When performing a elasticsearch query, multiple operations are performed internally. Take the following query as an example:

Curl-xput  ' localhost:9200/my_store/products/1 '-d ' {
"price": " 
ProductID": "xhdk-a-1293-#fJ3"
}';

Curl-xput  ' LOCALHOST:9200/MY_STORE/PRODUCTS/2 '-d ' {
"price": " 
ProductID": "Kdke-b-9947-#kL5"
}';

Curl-xput  ' LOCALHOST:9200/MY_STORE/PRODUCTS/3 '-d ' {
"price": " 
ProductID": "Jodl-x-1937-#pV7"
}';

Curl-xput  ' LOCALHOST:9200/MY_STORE/PRODUCTS/4 '-d ' {
"price": " 
ProductID": "Qqpx-r-3956-#aD8"
}';

For example, we want to query the product ID for xhdk-a-1293-#fJ3的产品:

Curl-xget ' Localhost:9200/my_store/products/_search?pretty '-d '
{
    "query": {
        "Constant_score": { 
            " Filter ': {'
                term ': { 
                    ' ProductID ': ' xhdk-a-1293-#fJ3 '}}}
'
2.1 Find a matching document

The term query finds the entry xhdk-a-1293-#fj3 in the inverted index and retrieves all the documents that contain the entry. In this case, only file 1 has the entry we're looking for. Then get all the documents that contain the term. 2.2 Building Bitset

The filter then builds a bitset-an array of 1 and 0 that describes which documents contain lookup entries. The label for the matching document is 1. In our example, Bitset will be [1,0,0,0] (only document 1 has the entry we are looking for). Internally, it is represented as a "roaring bitmap" that can encode sparse or dense sets efficiently. 2.3 Iterative Bitset (s)

Once the bitsets,elasticsearch is generated for each query, the bitsets is traversed to find a collection of matching documents that meet all of the filter criteria. The sequence of execution is heuristic (the order of execution is decided heuristically), but the most sparse bitsets is usually the first iteration (since it excludes the largest number of documents). 2.4 Increased use of counters

Elasticsearch can cache non-scoring queries for faster access, but a bit unreasonable is that it caches something that is rarely used. Because of the inverted index, the non-scoring calculation is already pretty fast, so we just want to cache the queries that we know will be reused later to avoid wasting resources.

To achieve the above goal, Elasticsearch tracks the history of each index query usage. If the query is used multiple times in the last 256 queries, it is cached in memory. When Bitset is cached, caching is omitted for segments with less than 10,000 documents (or 3% less than the total index size). These small segments are about to disappear, so caching them is a waste.

This is not the case (execution is a bit complicated, depending on how the query plan is redesigned, some heuristics are based on the query cost) (execution is a bit more complicated based in how the query planner Re-arra Nges things, and some heuristics based on the query cost), you can theoretically assume that a non-scoring query is performed prior to the scoring query.

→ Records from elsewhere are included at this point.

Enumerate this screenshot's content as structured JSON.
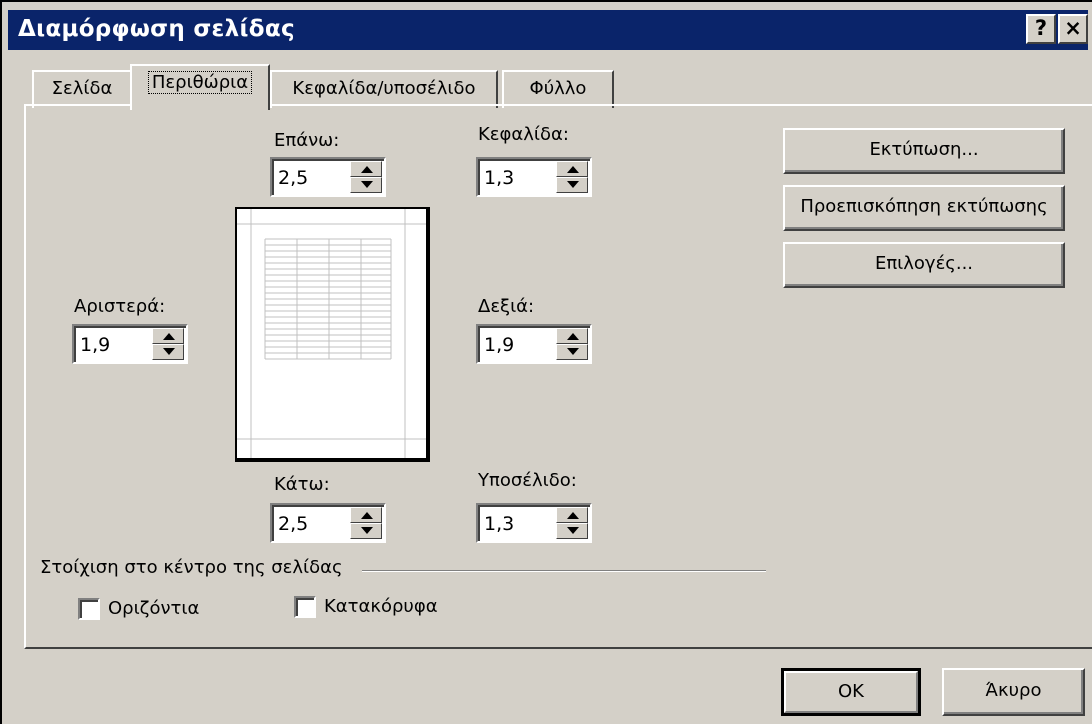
{
  "window": {
    "title": "Διαμόρφωση σελίδας",
    "help_label": "?",
    "close_label": "×"
  },
  "tabs": [
    {
      "label": "Σελίδα"
    },
    {
      "label": "Περιθώρια"
    },
    {
      "label": "Κεφαλίδα/υποσέλιδο"
    },
    {
      "label": "Φύλλο"
    }
  ],
  "margins": {
    "top": {
      "label": "Επάνω:",
      "value": "2,5"
    },
    "header": {
      "label": "Κεφαλίδα:",
      "value": "1,3"
    },
    "left": {
      "label": "Αριστερά:",
      "value": "1,9"
    },
    "right": {
      "label": "Δεξιά:",
      "value": "1,9"
    },
    "bottom": {
      "label": "Κάτω:",
      "value": "2,5"
    },
    "footer": {
      "label": "Υποσέλιδο:",
      "value": "1,3"
    }
  },
  "center": {
    "group_label": "Στοίχιση στο κέντρο της σελίδας",
    "horizontal_label": "Οριζόντια",
    "vertical_label": "Κατακόρυφα"
  },
  "side_buttons": {
    "print": "Εκτύπωση...",
    "preview": "Προεπισκόπηση εκτύπωσης",
    "options": "Επιλογές..."
  },
  "footer_buttons": {
    "ok": "OK",
    "cancel": "Άκυρο"
  }
}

The goal of non-scoring queries is to reduce the number of documents that are calculated with a high cost score query to achieve fast searching.

Conceptually remember that non-scoring calculations are performed first, which will help write efficient and fast search requests.

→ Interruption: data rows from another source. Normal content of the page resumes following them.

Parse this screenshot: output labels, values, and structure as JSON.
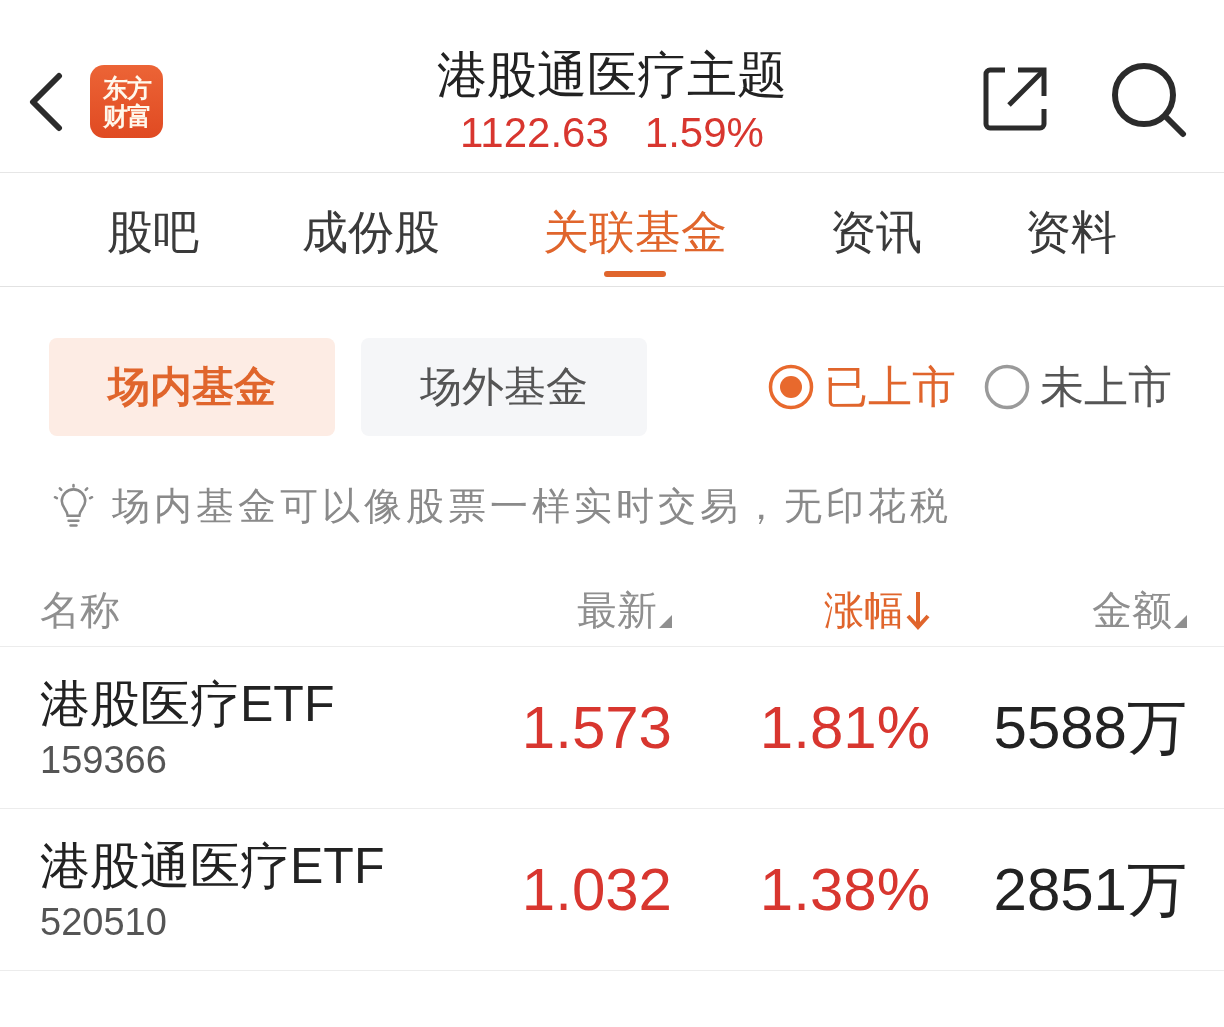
{
  "header": {
    "logo_lines": [
      "东方",
      "财富"
    ],
    "title": "港股通医疗主题",
    "quote": {
      "value": "1122.63",
      "change": "1.59%",
      "rising": true
    }
  },
  "tabs": [
    {
      "label": "股吧",
      "selected": false
    },
    {
      "label": "成份股",
      "selected": false
    },
    {
      "label": "关联基金",
      "selected": true
    },
    {
      "label": "资讯",
      "selected": false
    },
    {
      "label": "资料",
      "selected": false
    }
  ],
  "fund_types": [
    {
      "label": "场内基金",
      "selected": true
    },
    {
      "label": "场外基金",
      "selected": false
    }
  ],
  "listing_filter": [
    {
      "label": "已上市",
      "selected": true
    },
    {
      "label": "未上市",
      "selected": false
    }
  ],
  "tip": "场内基金可以像股票一样实时交易，无印花税",
  "table": {
    "columns": [
      {
        "label": "名称",
        "sortable": false,
        "sorted": false
      },
      {
        "label": "最新",
        "sortable": true,
        "sorted": false
      },
      {
        "label": "涨幅",
        "sortable": true,
        "sorted": true
      },
      {
        "label": "金额",
        "sortable": true,
        "sorted": false
      }
    ],
    "rows": [
      {
        "name": "港股医疗ETF",
        "code": "159366",
        "price": "1.573",
        "change": "1.81%",
        "amount": "5588万",
        "rising": true
      },
      {
        "name": "港股通医疗ETF",
        "code": "520510",
        "price": "1.032",
        "change": "1.38%",
        "amount": "2851万",
        "rising": true
      }
    ]
  }
}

Original: Https://www.elastic.co/guide/en/elasticsearch/guide/current/_finding_exact_values.html#_internal_filter_operation

Contact Us

The content source of this page is from Internet, which doesn't represent Alibaba Cloud's opinion; products and services mentioned on that page don't have any relationship with Alibaba Cloud. If the content of the page makes you feel confusing, please write us an email, we will handle the problem within 5 days after receiving your email.

If you find any instances of plagiarism from the community, please send an email to: info-contact@alibabacloud.com and provide relevant evidence. A staff member will contact you within 5 working days.

A Free Trial That Lets You Build Big!

Start building with 50+ products and up to 12 months usage for Elastic Compute Service

  • Sales Support

    1 on 1 presale consultation

  • After-Sales Support

    24/7 Technical Support 6 Free Tickets per Quarter Faster Response

  • Alibaba Cloud offers highly flexible support services tailored to meet your exact needs.